The kidneys selectively retain electrolytes and water and excrete wastes and excesses according to the body's needs. The cardiovascular system is responsible for pumping and carrying nutrients and water throughout the body. The lungs regulate oxygen and carbon dioxide levels of the blood, which is especially crucial in maintaining acid-base balance. The parathyroid glands secrete parathyroid hormone, which regulates the level of calcium and phosphorus. p. 850, 855 Explanation: Fluid homeostasis normally functions automatically and effectively. Almost every organ and system in the body helps in some way to maintain fluid homeostasis. The kidneys selectively retain electrolytes and water and excrete wastes and excesses according to the body's needs. The cardiovascular system is responsible for pumping and carrying nutrients and water throughout the body. The adrenal glands secrete aldosterone, a mineralocorticoid hormone that helps the body conserve sodium, helps save chloride and water, and causes potassium to be excreted. The lungs regulate oxygen and carbon dioxide levels of the blood. Regulation of the carbon dioxide level is especially crucial in maintaining acid-base balance. Thyroxine, released by the thyroid gland, increases blood flow in the body, leading to increased renal circulation and resulting in increased glomerular filtration and urinary output. The parathyroid glands secrete parathyroid hormone, which regulates the level of calcium and phosphorus. Parathyroid hormone draws calcium into the blood from the bones, kidneys, and intestines. It also facilitates the movement of phosphorus from the blood to the kidneys, where it is excreted in the urine.

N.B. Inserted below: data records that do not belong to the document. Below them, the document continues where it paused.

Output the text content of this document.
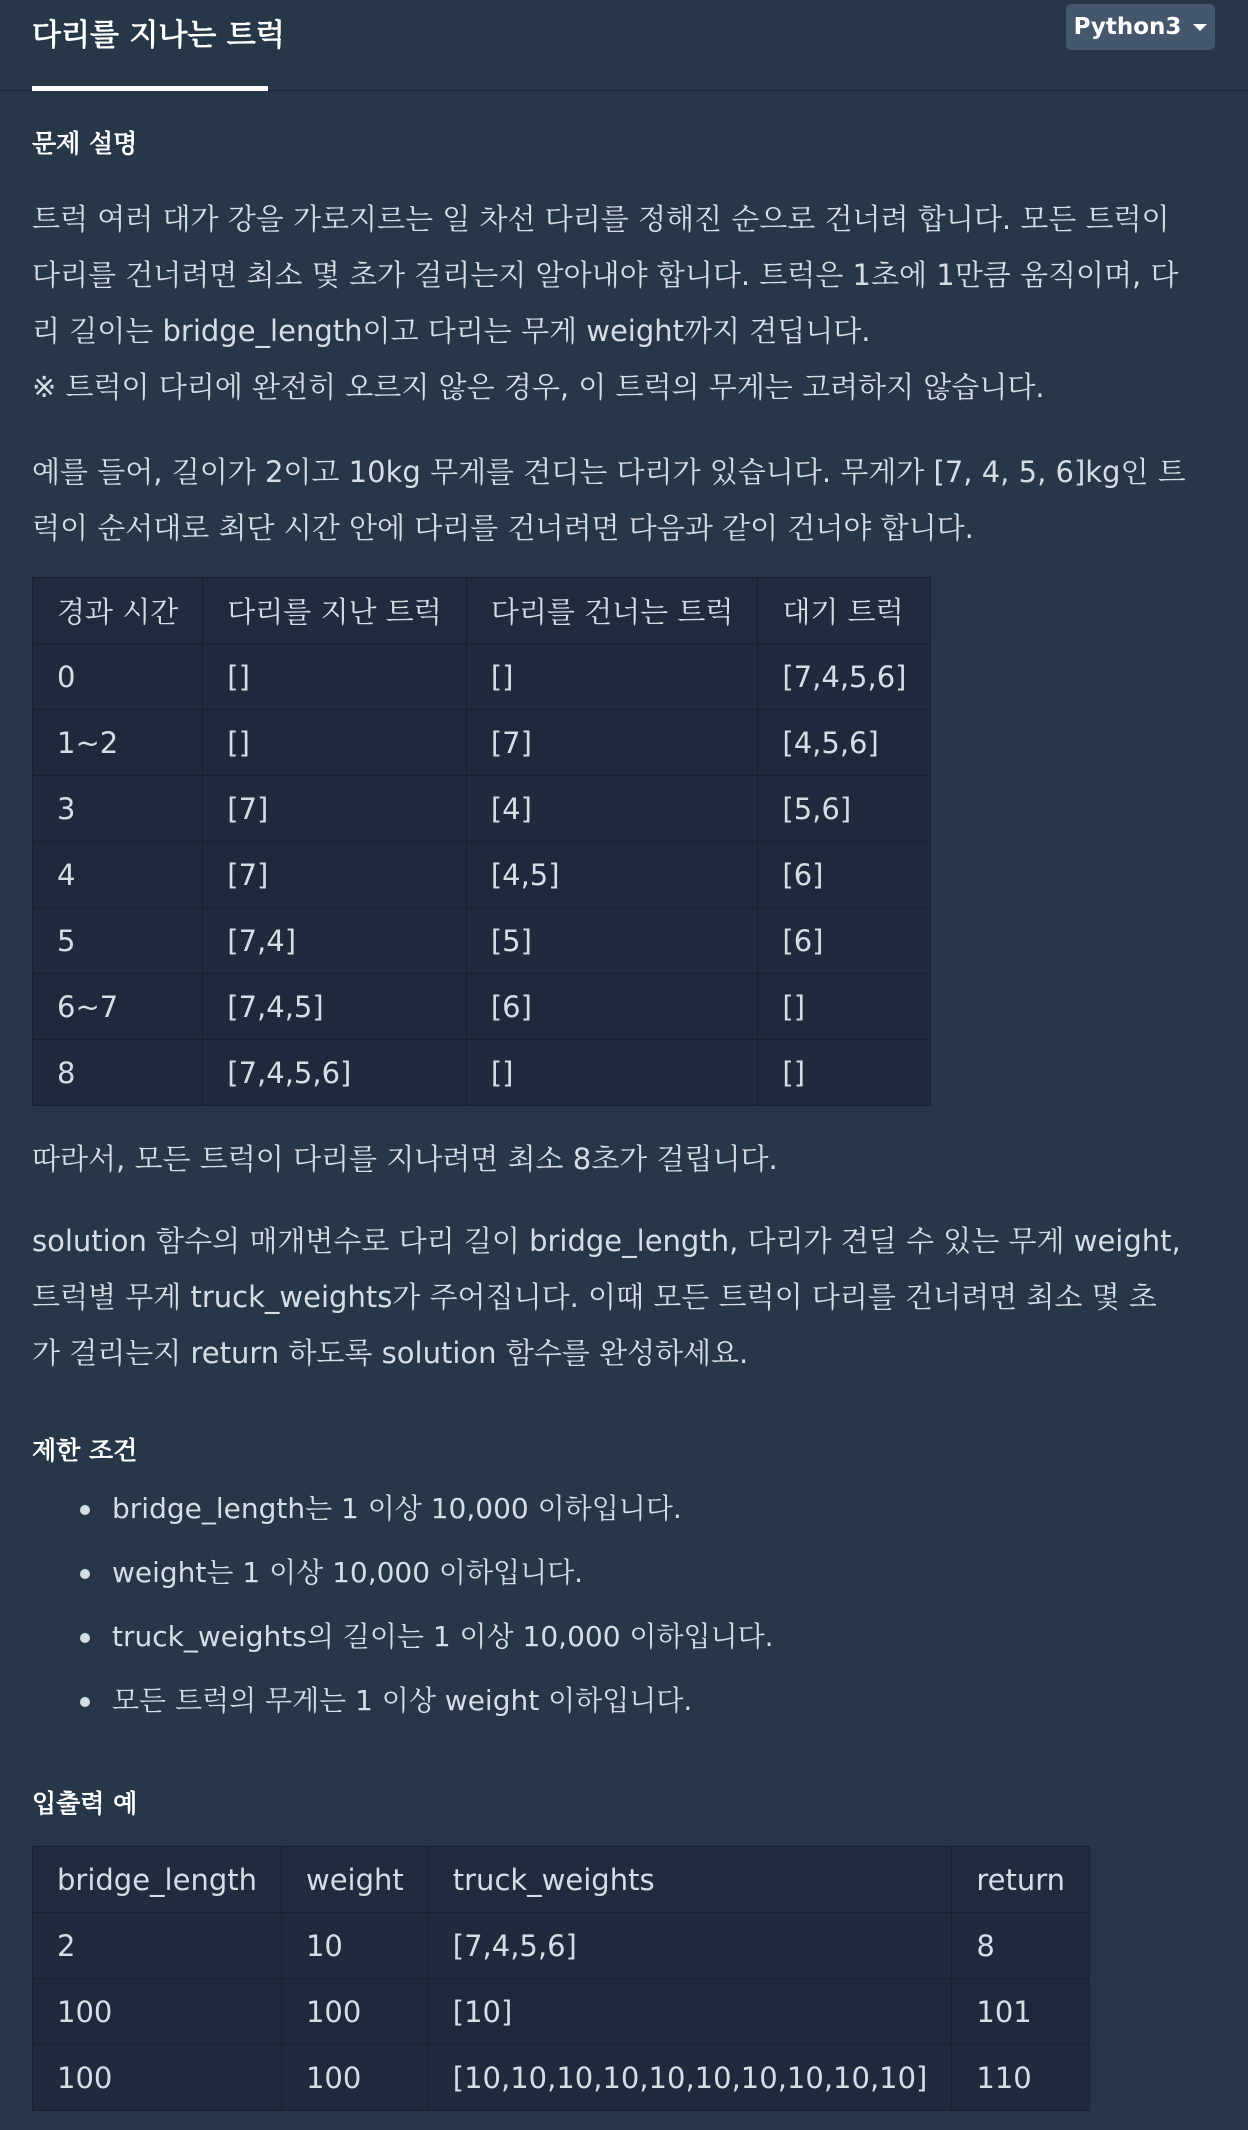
다리를 지나는 트럭	Python3
문제 설명
트럭 여러 대가 강을 가로지르는 일 차선 다리를 정해진 순으로 건너려 합니다. 모든 트럭이
다리를 건너려면 최소 몇 초가 걸리는지 알아내야 합니다. 트럭은 1초에 1만큼 움직이며, 다
리 길이는 bridge_length이고 다리는 무게 weight까지 견딥니다.
※ 트럭이 다리에 완전히 오르지 않은 경우, 이 트럭의 무게는 고려하지 않습니다.
예를 들어, 길이가 2이고 10kg 무게를 견디는 다리가 있습니다. 무게가 [7, 4, 5, 6]kg인 트
럭이 순서대로 최단 시간 안에 다리를 건너려면 다음과 같이 건너야 합니다.
경과 시간	다리를 지난 트럭	다리를 건너는 트럭	대기 트럭
0	[]	[]	[7,4,5,6]
1~2	[]	[7]	[4,5,6]
3	[7]	[4]	[5,6]
4	[7]	[4,5]	[6]
5	[7,4]	[5]	[6]
6~7	[7,4,5]	[6]	[]
8	[7,4,5,6]	[]	[]
따라서, 모든 트럭이 다리를 지나려면 최소 8초가 걸립니다.
solution 함수의 매개변수로 다리 길이 bridge_length, 다리가 견딜 수 있는 무게 weight,
트럭별 무게 truck_weights가 주어집니다. 이때 모든 트럭이 다리를 건너려면 최소 몇 초
가 걸리는지 return 하도록 solution 함수를 완성하세요.
제한 조건
bridge_length는 1 이상 10,000 이하입니다.
weight는 1 이상 10,000 이하입니다.
truck_weights의 길이는 1 이상 10,000 이하입니다.
모든 트럭의 무게는 1 이상 weight 이하입니다.
입출력 예
bridge_length	weight	truck_weights	return
2	10	[7,4,5,6]	8
100	100	[10]	101
100	100	[10,10,10,10,10,10,10,10,10,10]	110
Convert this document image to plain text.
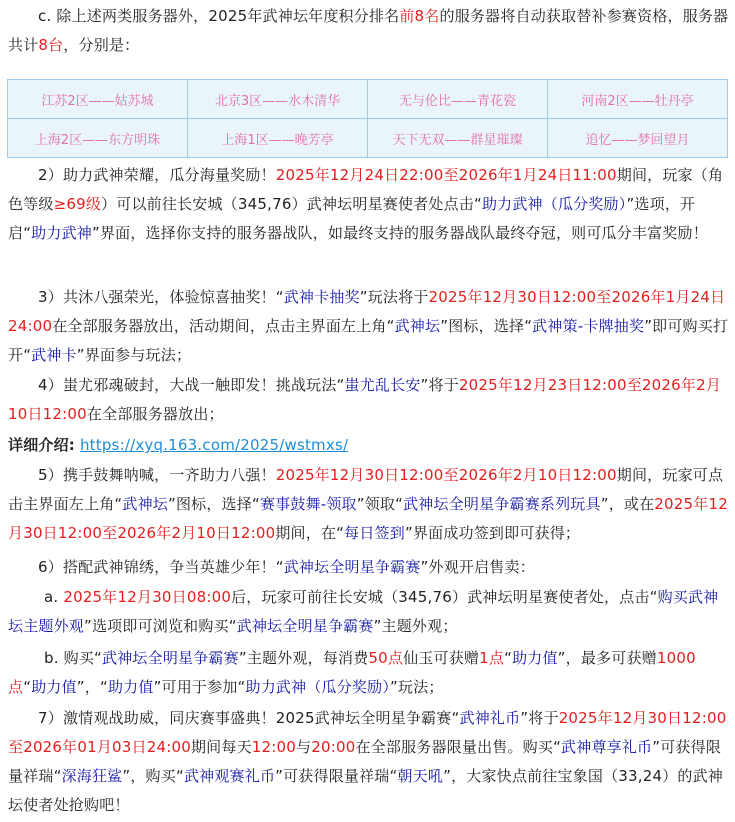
c. 除上述两类服务器外，2025年武神坛年度积分排名前8名的服务器将自动获取替补参赛资格，服务器共计8台，分别是：
江苏2区——姑苏城	北京3区——水木清华	无与伦比——青花瓷	河南2区——牡丹亭
上海2区——东方明珠	上海1区——晚芳亭	天下无双——群星璀璨	追忆——梦回望月
2）助力武神荣耀，瓜分海量奖励！2025年12月24日22:00至2026年1月24日11:00期间，玩家（角色等级≥69级）可以前往长安城（345,76）武神坛明星赛使者处点击“助力武神（瓜分奖励）”选项，开启“助力武神”界面，选择你支持的服务器战队，如最终支持的服务器战队最终夺冠，则可瓜分丰富奖励！
3）共沐八强荣光，体验惊喜抽奖！“武神卡抽奖”玩法将于2025年12月30日12:00至2026年1月24日24:00在全部服务器放出，活动期间，点击主界面左上角“武神坛”图标，选择“武神策-卡牌抽奖”即可购买打开“武神卡”界面参与玩法；
4）蚩尤邪魂破封，大战一触即发！挑战玩法“蚩尤乱长安”将于2025年12月23日12:00至2026年2月10日12:00在全部服务器放出；
详细介绍: https://xyq.163.com/2025/wstmxs/
5）携手鼓舞呐喊，一齐助力八强！2025年12月30日12:00至2026年2月10日12:00期间，玩家可点击主界面左上角“武神坛”图标，选择“赛事鼓舞-领取”领取“武神坛全明星争霸赛系列玩具”，或在2025年12月30日12:00至2026年2月10日12:00期间，在“每日签到”界面成功签到即可获得；
6）搭配武神锦绣，争当英雄少年！“武神坛全明星争霸赛”外观开启售卖：
a. 2025年12月30日08:00后，玩家可前往长安城（345,76）武神坛明星赛使者处，点击“购买武神坛主题外观”选项即可浏览和购买“武神坛全明星争霸赛”主题外观；
b. 购买“武神坛全明星争霸赛”主题外观，每消费50点仙玉可获赠1点“助力值”，最多可获赠1000点“助力值”，“助力值”可用于参加“助力武神（瓜分奖励）”玩法；
7）激情观战助威，同庆赛事盛典！2025武神坛全明星争霸赛“武神礼币”将于2025年12月30日12:00至2026年01月03日24:00期间每天12:00与20:00在全部服务器限量出售。购买“武神尊享礼币”可获得限量祥瑞“深海狂鲨”，购买“武神观赛礼币”可获得限量祥瑞“朝天吼”，大家快点前往宝象国（33,24）的武神坛使者处抢购吧！
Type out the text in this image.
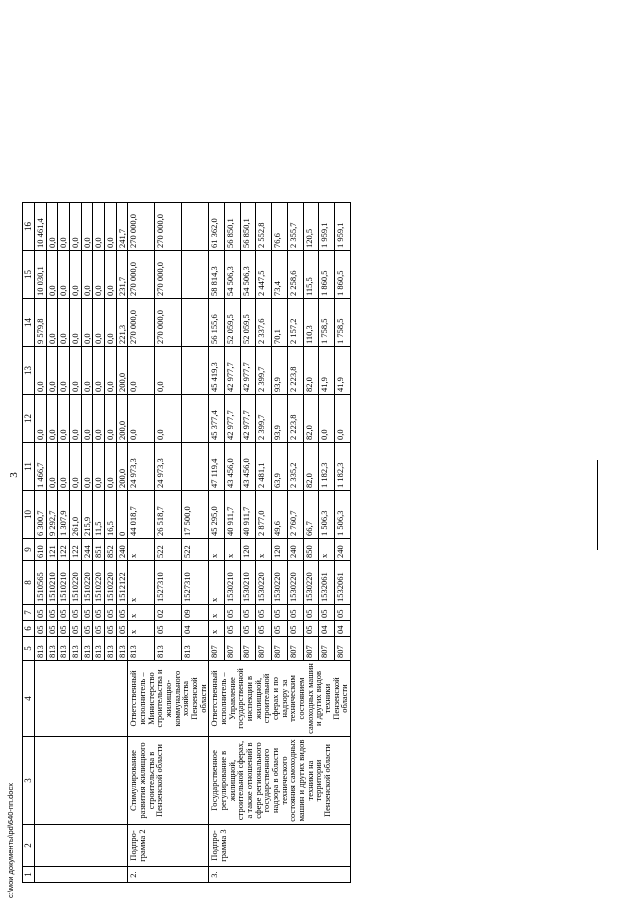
3
1	2	3	4	5	6	7	8	9	10	11	12	13	14	15	16
				813	05	05	1510565	610	6 300,7	1 466,7	0,0	0,0	9 579,8	10 030,1	10 461,4
				813	05	05	1510210	121	9 292,7	0,0	0,0	0,0	0,0	0,0	0,0
				813	05	05	1510210	122	1 307,9	0,0	0,0	0,0	0,0	0,0	0,0
				813	05	05	1510220	122	261,0	0,0	0,0	0,0	0,0	0,0	0,0
				813	05	05	1510220	244	215,9	0,0	0,0	0,0	0,0	0,0	0,0
				813	05	05	1510220	851	11,5	0,0	0,0	0,0	0,0	0,0	0,0
				813	05	05	1510220	852	16,5	0,0	0,0	0,0	0,0	0,0	0,0
				813	05	05	1512122	240	0	200,0	200,0	200,0	221,3	231,7	241,7
2.	Подпро-грамма 2	Стимулирование развития жилищного строительства в Пензенской области	Ответственный исполнитель – Министерство строительства и жилищно-коммунального хозяйства Пензенской области	813	x	x	x	x	44 018,7	24 973,3	0,0	0,0	270 000,0	270 000,0	270 000,0
				813	05	02	1527310	522	26 518,7	24 973,3	0,0	0,0	270 000,0	270 000,0	270 000,0
				813	04	09	1527310	522	17 500,0						
3.	Подпро-грамма 3	Государственное регулирование в жилищной, строительной сферах, а также отношений в сфере регионального государственного надзора в области технического состояния самоходных машин и других видов техники на территории Пензенской области	Ответственный исполнитель – Управление государственной инспекции в жилищной, строительной сферах и по надзору за техническим состоянием самоходных машин и других видов техники Пензенской области	807	x	x	x	x	45 295,0	47 119,4	45 377,4	45 419,3	56 155,6	58 814,3	61 362,0
				807	05	05	1530210	x	40 911,7	43 456,0	42 977,7	42 977,7	52 059,5	54 506,3	56 850,1
				807	05	05	1530210	120	40 911,7	43 456,0	42 977,7	42 977,7	52 059,5	54 506,3	56 850,1
				807	05	05	1530220	x	2 877,0	2 481,1	2 399,7	2 399,7	2 337,6	2 447,5	2 552,8
				807	05	05	1530220	120	49,6	63,9	93,9	93,9	70,1	73,4	76,6
				807	05	05	1530220	240	2 760,7	2 335,2	2 223,8	2 223,8	2 157,2	2 258,6	2 355,7
				807	05	05	1530220	850	66,7	82,0	82,0	82,0	110,3	115,5	120,5
				807	04	05	1532061	x	1 506,3	1 182,3	0,0	41,9	1 758,5	1 860,5	1 959,1
				807	04	05	1532061	240	1 506,3	1 182,3	0,0	41,9	1 758,5	1 860,5	1 959,1
c:\мои документы\pd\640-пп.docx
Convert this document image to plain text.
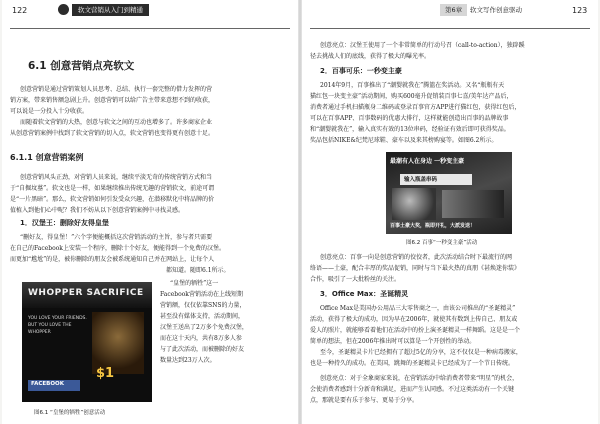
122	软文营销从入门到精通
6.1 创意营销点亮软文
创意营销是通过营销策划人员思考、总结、执行一套完整的借力发挥的营
销方案，带来销售额急剧上升。创意营销可以给广告主带来意想不到的收获，
可以说是一分投入十分收获。
而随着软文营销的大热，创意与软文之间的互动也增多了。许多商家企业
从创意营销案例中找到了软文营销的切入点，软文营销也变得更有创意十足。
6.1.1 创意营销案例
创意营销风头正劲，对营销人员来说，继续平淡无奇的传统营销方式和当
于“自掘坟墓”。软文也是一样，如果继续推出传统无趣的营销软文，前途可谓
是“一片黑暗”。那么，软文营销如何引发受众兴趣，在潜移默化中将品牌的价
值植入到他们心中呢？我们不妨从以下创意营销案例中寻找灵感。
1．汉堡王：删除好友得皇堡
“删好友，得皇堡！”六个字便能概括这次营销活动的主旨，参与者只需要
在自己的Facebook上安装一个程序，删除十个好友，便能得到一个免费的汉堡。
而更加“尴尬”的是，被你删除的朋友会被系统通知自己并在网站上，让每个人
都知道。随即6.1所示。
WHOPPER SACRIFICE
YOU LOVE YOUR FRIENDS.
BUT YOU LOVE THE
WHOPPER
$1
FACEBOOK
图6.1 “皇堡的牺牲”创意活动
“皇堡的牺牲”这一
Facebook营销活动在上线短期
营销额，仅仅依靠SNS的力量，
甚至没有媒体支持，活动期间，
汉堡王送出了2万多个免费汉堡，
而在这十天内，共有8万多人参
与了此次活动，而被删除的好友
数量达到23万人次。
第6章	软文写作创意驱动	123
创意亮点：汉堡王使用了一个非常简单的行动号召（call-to-action），独辟蹊
径去挑战人们的底线，获得了极大的曝光率。
2．百事可乐：一秒变主豪
2014年9月，百事推出了“潮婴就我在”腾篮在奖活动。又名“瓶瓶有天
猫红包一块变主豪”活动期间，购买600毫升促销装百事七喜/美年达产品后，
消费者通过手机扫描瓶身二维码或登录百事官方APP进行猫红包，获得红包后，
可以在百事APP、百事数码的优惠大排行，这样就能创造出百事的品牌故事
和“潮婴就我在”，输入真实有效的13位串码，经验证有效后即可获得奖品。
奖品包括NIKE&纪梵尼球鞋、豪车以及来其榜购宴等。如图6.2所示。
最潮有人在身边 一秒变主豪
输入瓶盖串码
百事土豪大奖，瓶即开礼，大派发送！
图6.2 百事“一秒变主豪”活动
创意亮点：百事一向是创意营销的佼佼者，此次活动结合时下最流行的网
络语——土豪，配合丰厚的奖品促销，同时与当下最火热的真朋《甚焕迷你装》
合作，吸引了一大批粉丝的关注。
3．Office Max：圣诞精灵
Office Max是美国办公用品三大零售商之一，由该公司推出的“圣诞精灵”
活动，获得了极大的成功，因为早在2006年，就使其有数到上传自己、朋友或
爱人的照片，就能够看着他们在活动中的扮上演圣诞精灵一样舞蹈。这是是一个
简单的想法，但在2006年推出时可以算是一个开创性的举动。
至今，圣诞精灵卡片已经拥有了超过5亿的分享，这不仅仅是一种病毒搬家，
也是一种持久的成功。在美国，跳舞的圣诞精灵卡已经成为了一个节日传统。
创意亮点：对于全象商家来说，在营销活动中给消费者带来“明星”的机会，
会使消费者感到十分新奇和满足，进而产生认同感。不过这类活动有一个关键
点，那就是要有乐于参与、更易于分享。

A nursing instructor is preparing a class presentation for a group of nursing students on fluid balance and developmental considerations. What would the instructor likely include when describing newborns and infants? Select all that apply. The infant's kidneys are readily able to concentrate urine. Insensible fluid losses are greater in this age group. This age group loses water less readily . Water makes up a larger percentage of their body weight. Greater amounts of water are found in the extracellular fluid compartment.

Water makes up a larger percentage of their body weight. Greater amounts of water are found in the extracellular fluid compartment. Insensible fluid losses are greater in this age group. p. 853 Explanation: Infants have a proportionately larger percentage of total body weight as water (70% to 80%) than do adults (60%). A greater amount of the fluid is contained within the ECF compartment in infants than within that of adults. Because infants also have a greater surface area in relation to weight, they can lose a proportionately larger volume of fluid through the skin. Fluid requirements vary according to age, as do normal urine outputs. The infant's kidneys are immature and lack the ability to concentrate urine fully. Metabolic and respiratory rates are high in infants, contributing to increased insensible fluid loss. Fluid loss can occur very rapidly in this age group.